Suppose we have two paired samples and we wish to test the mean difference of both groups. We use two different methods to do this:
- First we compute the differences of each pair such that a new data set is obtained. The new data set is analyzed with the Bootstrap Plot for Central Tendency.
- The second method is the Bayesian Two Sample Test which is applied to the paired samples.
Both methods use simulation algorithms to obtain their results. Without going into the details of these algorithms (they are not relevant in this question), explain in your own words the conceptual difference between both approaches. Do you think that the conclusion of both methods will be different? Why?
In principle, both methods could provide us with valid results. There are, however, fundamental differences between both approaches which have important consequences.
The first approach is of a “frequentist” nature because the bootstrap method treats the sample as if it were a population and it draws (repeatedly) random samples with replacement. The resulting samples are used to compute the frequency distributions that are associated with the measures of Central Tendency of interest. This allows us to obtain confidence intervals which can be used for Hypothesis Testing. The rationale of this approach is that one relies exclusively on the observed sample data to test the hypothesis. There is no prior knowledge involved.
The bootstrap method is sometimes believed to be “objective” because it is only based on actual data -- the researcher’s beliefs have no impact on the result. This is, however, not always true because it is possible that the original sample (which is used to bootstrap new samples) is not representative for the population. In this sense, the bootstrap method makes implicit assumptions about the quality of the sample.

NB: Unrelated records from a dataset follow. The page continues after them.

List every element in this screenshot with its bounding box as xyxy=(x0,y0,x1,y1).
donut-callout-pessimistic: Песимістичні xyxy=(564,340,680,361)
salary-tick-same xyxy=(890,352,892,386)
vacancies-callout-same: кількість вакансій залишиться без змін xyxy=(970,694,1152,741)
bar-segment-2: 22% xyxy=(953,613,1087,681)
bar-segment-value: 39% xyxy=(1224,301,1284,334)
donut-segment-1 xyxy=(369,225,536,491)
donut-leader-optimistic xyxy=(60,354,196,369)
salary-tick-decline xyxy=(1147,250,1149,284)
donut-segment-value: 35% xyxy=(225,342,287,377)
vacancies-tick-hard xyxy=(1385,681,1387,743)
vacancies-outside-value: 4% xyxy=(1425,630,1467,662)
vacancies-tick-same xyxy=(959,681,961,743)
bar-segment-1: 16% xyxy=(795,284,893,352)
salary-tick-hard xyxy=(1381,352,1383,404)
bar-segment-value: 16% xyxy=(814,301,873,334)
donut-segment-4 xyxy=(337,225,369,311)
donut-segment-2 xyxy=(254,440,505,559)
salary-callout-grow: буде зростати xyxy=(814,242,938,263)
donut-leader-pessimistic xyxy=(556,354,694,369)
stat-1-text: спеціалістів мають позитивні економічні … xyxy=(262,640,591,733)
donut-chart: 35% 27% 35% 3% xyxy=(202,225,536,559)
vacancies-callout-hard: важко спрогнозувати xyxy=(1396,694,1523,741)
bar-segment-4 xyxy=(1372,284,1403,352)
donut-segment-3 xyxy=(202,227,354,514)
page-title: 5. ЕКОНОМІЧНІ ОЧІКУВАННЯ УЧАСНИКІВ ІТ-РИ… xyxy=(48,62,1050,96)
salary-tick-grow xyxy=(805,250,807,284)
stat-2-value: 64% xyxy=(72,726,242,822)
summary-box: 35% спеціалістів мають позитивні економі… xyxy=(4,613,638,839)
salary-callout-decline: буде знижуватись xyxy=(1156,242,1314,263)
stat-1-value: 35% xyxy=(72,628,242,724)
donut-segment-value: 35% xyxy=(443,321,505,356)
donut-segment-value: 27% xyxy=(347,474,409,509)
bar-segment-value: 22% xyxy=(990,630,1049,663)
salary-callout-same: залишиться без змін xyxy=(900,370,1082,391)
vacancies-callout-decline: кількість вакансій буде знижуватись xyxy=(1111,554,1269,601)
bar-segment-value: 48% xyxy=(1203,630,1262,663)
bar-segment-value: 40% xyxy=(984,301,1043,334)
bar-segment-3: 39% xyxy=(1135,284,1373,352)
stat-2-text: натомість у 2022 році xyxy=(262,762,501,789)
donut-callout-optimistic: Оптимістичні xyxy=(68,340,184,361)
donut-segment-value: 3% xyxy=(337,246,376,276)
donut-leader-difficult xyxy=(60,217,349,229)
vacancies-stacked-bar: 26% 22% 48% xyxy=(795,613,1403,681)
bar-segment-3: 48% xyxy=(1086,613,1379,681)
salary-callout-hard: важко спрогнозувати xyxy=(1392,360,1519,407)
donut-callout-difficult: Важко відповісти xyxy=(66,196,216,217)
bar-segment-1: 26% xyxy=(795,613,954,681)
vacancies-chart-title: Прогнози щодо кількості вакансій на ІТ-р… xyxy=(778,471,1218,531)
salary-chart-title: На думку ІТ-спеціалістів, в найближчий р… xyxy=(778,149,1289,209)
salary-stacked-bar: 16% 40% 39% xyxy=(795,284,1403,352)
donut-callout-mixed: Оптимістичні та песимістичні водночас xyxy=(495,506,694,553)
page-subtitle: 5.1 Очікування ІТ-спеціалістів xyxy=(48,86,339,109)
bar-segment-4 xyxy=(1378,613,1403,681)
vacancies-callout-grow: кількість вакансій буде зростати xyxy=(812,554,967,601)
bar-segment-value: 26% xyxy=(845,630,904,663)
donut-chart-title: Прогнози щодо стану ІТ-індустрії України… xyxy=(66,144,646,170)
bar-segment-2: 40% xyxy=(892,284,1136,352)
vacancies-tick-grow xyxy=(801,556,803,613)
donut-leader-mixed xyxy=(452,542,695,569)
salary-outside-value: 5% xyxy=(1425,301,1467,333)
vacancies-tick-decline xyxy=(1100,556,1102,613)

The second approach is a “Bayesian” method which combines prior information (either based on actual data from previous studies or on expert knowledge) with the actual data that is observed. At the heart of this approach is Bayes’ Theorem which explains how the posterior distribution can be computed when the prior distribution and the data-based likelihood have been obtained.
The obvious advantage of the Bayesian method is that the sample does not need to be representative. In addition, the researcher is able to reconcile qualitative information (from the expert) with quantitative information (from the sample). On the other hand, the Bayesian method may also fail miserably if the expert knowledge is somehow prejudiced or biased.
The bottom line is that it is up to you to decide which approach is best for your research!